U.S. Supreme Court justices signaled they are inclined to uphold an Arizona law that threatens companies with the revocation of their corporate charters if they hire illegal aliens.
Chief Justice John Roberts and Justice Antonin Scalia took the lead in aiming a barrage of questions at a lawyer challenging the measure in an hour-long hearing in Washington. Roberts pointed to a federal statute that carves out a role for states while Scalia focused on what he said was the U.S. government’s failure to enforce its immigration laws.
“What Arizona says has occurred here is that the scheme in place has not been enforced, and Arizona and other states are in serious trouble, financially and for other reasons, because of unrestrained immigration,” Scalia said.
A ruling upholding the measure would spur enactment of similar laws elsewhere, advocates on both sides of the issue say. The case also may provide a hint as to the court’s approach to other state immigration measures, including a separate Arizona statute that gives local police a greater role in arresting illegal immigrants.
The U.S. Chamber of Commerce is challenging the law alongside civil rights groups and a labor union. President Barack Obama’s administration also says the law should be struck down.
A San Francisco-based federal appeals court upheld the measure, and opponents need the votes of five justices to overturn that ruling. The task is complicated by the absence of Justice Elena Kagan, who isn’t taking part because she played a role in the litigation as an Obama administration lawyer.
That means the challengers must win over at least two of the court’s five Republican appointed justices. A 4-4 split would leave the lower court ruling -- and the Arizona law -- intact without setting a nationwide precedent. The federal law bars the hiring of illegal aliens and subjects employers to fines for violations.

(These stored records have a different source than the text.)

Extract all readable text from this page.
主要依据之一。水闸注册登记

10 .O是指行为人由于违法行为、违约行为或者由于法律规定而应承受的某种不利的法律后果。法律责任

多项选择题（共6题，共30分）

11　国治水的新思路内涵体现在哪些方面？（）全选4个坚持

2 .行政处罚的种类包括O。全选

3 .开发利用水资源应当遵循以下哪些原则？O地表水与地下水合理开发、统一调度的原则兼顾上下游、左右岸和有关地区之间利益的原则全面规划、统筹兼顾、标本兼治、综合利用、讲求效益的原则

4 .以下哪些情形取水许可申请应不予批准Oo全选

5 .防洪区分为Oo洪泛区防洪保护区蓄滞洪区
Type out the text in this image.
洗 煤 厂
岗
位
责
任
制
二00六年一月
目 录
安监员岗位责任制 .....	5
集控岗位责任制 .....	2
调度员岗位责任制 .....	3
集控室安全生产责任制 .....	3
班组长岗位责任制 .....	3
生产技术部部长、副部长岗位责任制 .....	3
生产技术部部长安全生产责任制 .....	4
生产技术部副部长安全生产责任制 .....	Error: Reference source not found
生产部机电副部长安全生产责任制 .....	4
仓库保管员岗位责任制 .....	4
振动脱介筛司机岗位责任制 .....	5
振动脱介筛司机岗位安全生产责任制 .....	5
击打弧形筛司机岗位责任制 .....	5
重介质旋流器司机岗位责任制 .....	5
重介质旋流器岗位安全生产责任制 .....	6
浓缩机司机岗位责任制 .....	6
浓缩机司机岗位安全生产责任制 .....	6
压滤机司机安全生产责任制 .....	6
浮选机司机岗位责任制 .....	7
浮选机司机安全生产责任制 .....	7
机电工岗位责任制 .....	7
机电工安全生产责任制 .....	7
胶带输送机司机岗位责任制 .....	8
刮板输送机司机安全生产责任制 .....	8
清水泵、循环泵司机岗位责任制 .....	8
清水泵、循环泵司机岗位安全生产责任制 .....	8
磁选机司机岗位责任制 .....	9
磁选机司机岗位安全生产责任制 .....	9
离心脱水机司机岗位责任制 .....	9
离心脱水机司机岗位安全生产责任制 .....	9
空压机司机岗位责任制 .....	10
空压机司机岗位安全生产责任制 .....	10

The challengers say the Arizona provision runs afoul of a 1986 federal statute that bars states and cities from penalizing employers for hiring illegal aliens except through “licensing and similar laws.”
Roberts said that provision created ample room for Arizona to take away a company’s license to do business within the state. “Congress swept pretty broadly,” he said. “It said not just ‘licensing laws’ but ‘licensing and similar laws.’”
The Chamber of Commerce’s lawyer, Carter Phillips, argued that Congress has enacted a “comprehensive scheme” and wanted to have “uniform” rules governing the hiring of immigrants across the country. He said states could strip a company’s license only after an employer had been found by federal officials to have violated the immigration laws.
Alito and Kennedy
Justice Samuel Alito, another Republican appointee, questioned the logic behind that argument. He said some states would likely impose stricter punishment than others, undermining the uniformity that Phillips said was important.
“It’s not going to be the same,” Alito said.
Justice Anthony Kennedy, a Republican appointee who is often a swing vote, directed questions at both sides. He suggested to Phillips that the Arizona sanction is a licensing law, permitted under federal statute.
At the same time, he voiced puzzlement that Congress would intentionally let states strip a company of its right to do business but not impose a lesser sanction, such as a fine. “Why would Congress want to do that?” Kennedy asked.
Justice Ruth Bader Ginsburg made a similar point, saying it would be an “anomaly” if states could only impose a more severe punishment.
Arizona Solicitor General Mary R. O’Grady told the justices that states “traditionally have the authority to regulate the conduct of employment” within their borders. Those watching her argument in the packed courtroom included Arizona’s governor, Republican Jan Brewer.
So far, Arizona officials have filed only three enforcement actions against employers, all in Maricopa County, which includes Phoenix and Scottsdale.
The justices spent far less time focusing on a second question in the case: whether Arizona can require employers to participate in E-Verify, a system designed to allow confirmation of worker eligibility for employment through federal databases. The system is voluntary under U.S. law.
Kennedy suggested he was on Phillips’s side on that question. “That’s almost a classic example of a state doing something that is inconsistent with a federal requirement,” he said.
The fifth Republican appointee, Justice Clarence Thomas, asked no questions, in keeping with his usual practice.
The case, which the court will resolve by early July, is Chamber of Commerce v. Whiting, 09-115.